Last month, the outer limits of these transgressions was exposed. In Texas, a state judge named Ken Anderson was arrested and charged with hiding exculpatory evidence at the expense of Michael Morton, who spent 25 years in prison for a murder he did not commit. Anderson faces relatively minor charges. But if it were up to Thompson, Anderson would be facing attempted murder charges. "What happens when we learn that a district attorney has killed an innocent man?" he asked me yesterday. "Isn't it premeditated murder? What are we willing to accept" from our prosecutors?
The Path Ahead
It's not difficult to see where the law's priorities lie. When we have disputes over money, Bright told me last week, "there is elaborate discovery with a full exchange of documents, names of witnesses, depositions, interrogatories, requests for admissions, etc. but in cases involving possible loss of life or liberty, we still have 'trial by ambush' in most jurisdictions with very little discovery." The problem of Brady enforcement is made worse, Bright says, because the complexities of today's criminal law means that "the prosecution often has no idea what the defense will be. Bright reasoned:
Even the most conscientious prosecutor may not know how critical a document may be to establishing the defendant's innocence. Plus, the prosecutor has no more incentive to turn over exculpatory evidence to the defense than the government has to provide the defendant with a good lawyer. Few prosecutors who are convinced of a defendant guilt are going to turn over evidence that may hurt their chances of obtaining a conviction. It is very easy to rationalize - from the prosecutor's view of the case - that the evidence is not really exculpatory.

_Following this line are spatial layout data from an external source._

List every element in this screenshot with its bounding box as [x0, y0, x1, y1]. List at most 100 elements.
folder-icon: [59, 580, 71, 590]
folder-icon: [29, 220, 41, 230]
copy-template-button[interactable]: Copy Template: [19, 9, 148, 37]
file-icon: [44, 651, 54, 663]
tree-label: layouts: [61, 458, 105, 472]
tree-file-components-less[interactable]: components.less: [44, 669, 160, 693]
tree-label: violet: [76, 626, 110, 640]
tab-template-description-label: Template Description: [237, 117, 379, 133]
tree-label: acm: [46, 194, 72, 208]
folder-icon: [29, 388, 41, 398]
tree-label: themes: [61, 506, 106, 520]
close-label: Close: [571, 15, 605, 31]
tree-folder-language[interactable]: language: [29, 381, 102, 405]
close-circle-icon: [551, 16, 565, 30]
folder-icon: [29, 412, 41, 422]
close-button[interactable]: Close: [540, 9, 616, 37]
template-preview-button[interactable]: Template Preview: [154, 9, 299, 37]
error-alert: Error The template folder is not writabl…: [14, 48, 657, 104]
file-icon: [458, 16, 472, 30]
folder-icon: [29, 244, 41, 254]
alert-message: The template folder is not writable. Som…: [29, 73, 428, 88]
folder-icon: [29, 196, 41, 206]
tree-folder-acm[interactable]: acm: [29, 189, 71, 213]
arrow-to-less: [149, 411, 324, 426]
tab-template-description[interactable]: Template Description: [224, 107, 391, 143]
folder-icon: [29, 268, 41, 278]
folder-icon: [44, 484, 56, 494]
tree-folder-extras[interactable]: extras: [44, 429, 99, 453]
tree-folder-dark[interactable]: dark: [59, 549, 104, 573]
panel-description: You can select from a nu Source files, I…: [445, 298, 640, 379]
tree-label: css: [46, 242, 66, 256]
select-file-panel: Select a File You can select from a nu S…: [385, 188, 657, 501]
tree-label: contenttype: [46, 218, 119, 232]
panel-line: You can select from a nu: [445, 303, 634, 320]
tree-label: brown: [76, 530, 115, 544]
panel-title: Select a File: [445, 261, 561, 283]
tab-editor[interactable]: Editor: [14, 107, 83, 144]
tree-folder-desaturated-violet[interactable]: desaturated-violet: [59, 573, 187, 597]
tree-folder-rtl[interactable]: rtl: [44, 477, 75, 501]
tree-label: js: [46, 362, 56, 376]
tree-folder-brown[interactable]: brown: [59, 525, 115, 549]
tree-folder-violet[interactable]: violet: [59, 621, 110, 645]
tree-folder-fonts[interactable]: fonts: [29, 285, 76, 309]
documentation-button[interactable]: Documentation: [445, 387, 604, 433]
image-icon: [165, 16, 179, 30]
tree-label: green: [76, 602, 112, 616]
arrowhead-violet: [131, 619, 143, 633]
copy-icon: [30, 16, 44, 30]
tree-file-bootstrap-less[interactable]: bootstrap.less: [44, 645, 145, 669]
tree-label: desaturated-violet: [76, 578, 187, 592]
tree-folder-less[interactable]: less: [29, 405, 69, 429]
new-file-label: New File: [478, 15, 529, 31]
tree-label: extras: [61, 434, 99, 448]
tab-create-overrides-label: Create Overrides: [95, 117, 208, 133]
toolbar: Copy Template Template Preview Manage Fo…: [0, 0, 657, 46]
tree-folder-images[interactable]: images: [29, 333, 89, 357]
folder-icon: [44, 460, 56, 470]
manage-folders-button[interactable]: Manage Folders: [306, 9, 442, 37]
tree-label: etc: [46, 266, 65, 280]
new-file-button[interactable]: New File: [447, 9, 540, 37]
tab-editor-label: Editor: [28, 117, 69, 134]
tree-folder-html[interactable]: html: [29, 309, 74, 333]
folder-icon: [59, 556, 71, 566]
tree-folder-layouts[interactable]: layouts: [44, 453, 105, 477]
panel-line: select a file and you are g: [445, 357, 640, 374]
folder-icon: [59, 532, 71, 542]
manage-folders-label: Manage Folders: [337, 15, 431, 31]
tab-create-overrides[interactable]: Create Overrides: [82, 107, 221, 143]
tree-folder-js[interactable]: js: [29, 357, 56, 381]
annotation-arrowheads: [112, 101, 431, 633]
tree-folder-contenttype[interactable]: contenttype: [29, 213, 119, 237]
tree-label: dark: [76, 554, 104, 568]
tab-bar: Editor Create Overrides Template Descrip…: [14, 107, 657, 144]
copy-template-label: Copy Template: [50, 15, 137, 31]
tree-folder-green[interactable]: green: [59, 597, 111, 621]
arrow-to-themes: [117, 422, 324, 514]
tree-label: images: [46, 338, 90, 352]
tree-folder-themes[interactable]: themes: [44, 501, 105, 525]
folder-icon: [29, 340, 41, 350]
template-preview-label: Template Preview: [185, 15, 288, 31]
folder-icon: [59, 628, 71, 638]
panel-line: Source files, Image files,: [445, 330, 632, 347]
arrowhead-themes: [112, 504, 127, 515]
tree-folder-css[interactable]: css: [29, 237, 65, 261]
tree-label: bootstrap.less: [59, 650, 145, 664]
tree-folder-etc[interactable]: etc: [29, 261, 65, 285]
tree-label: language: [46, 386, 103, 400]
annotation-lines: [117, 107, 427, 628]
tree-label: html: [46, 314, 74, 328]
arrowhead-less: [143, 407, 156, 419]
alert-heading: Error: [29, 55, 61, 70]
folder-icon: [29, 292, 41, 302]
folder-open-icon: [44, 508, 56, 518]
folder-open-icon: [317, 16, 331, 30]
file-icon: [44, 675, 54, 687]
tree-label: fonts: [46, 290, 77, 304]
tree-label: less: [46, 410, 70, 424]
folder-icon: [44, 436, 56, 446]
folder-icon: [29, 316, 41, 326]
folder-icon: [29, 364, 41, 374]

The answer here is not nearly as difficult as judges and prosecutors and bar associations make it out to be. To honor the legacy of Brady, to be true to its constitutional command, to reduce the perverse incentives that now affect too many prosecutors' offices, pretrial discovery in criminal cases must be broadened to include all evidence (trial judges can protect witness security as appropriate). And there must be swift and significant punishment for prosecutors who violate the rule. John Thompson says that this isn't happening more often today because judges and lawyers want to protect each other, even at the expense of wrongly convicted criminal defendants. There is little in the record of the past 50 years that proves him wrong.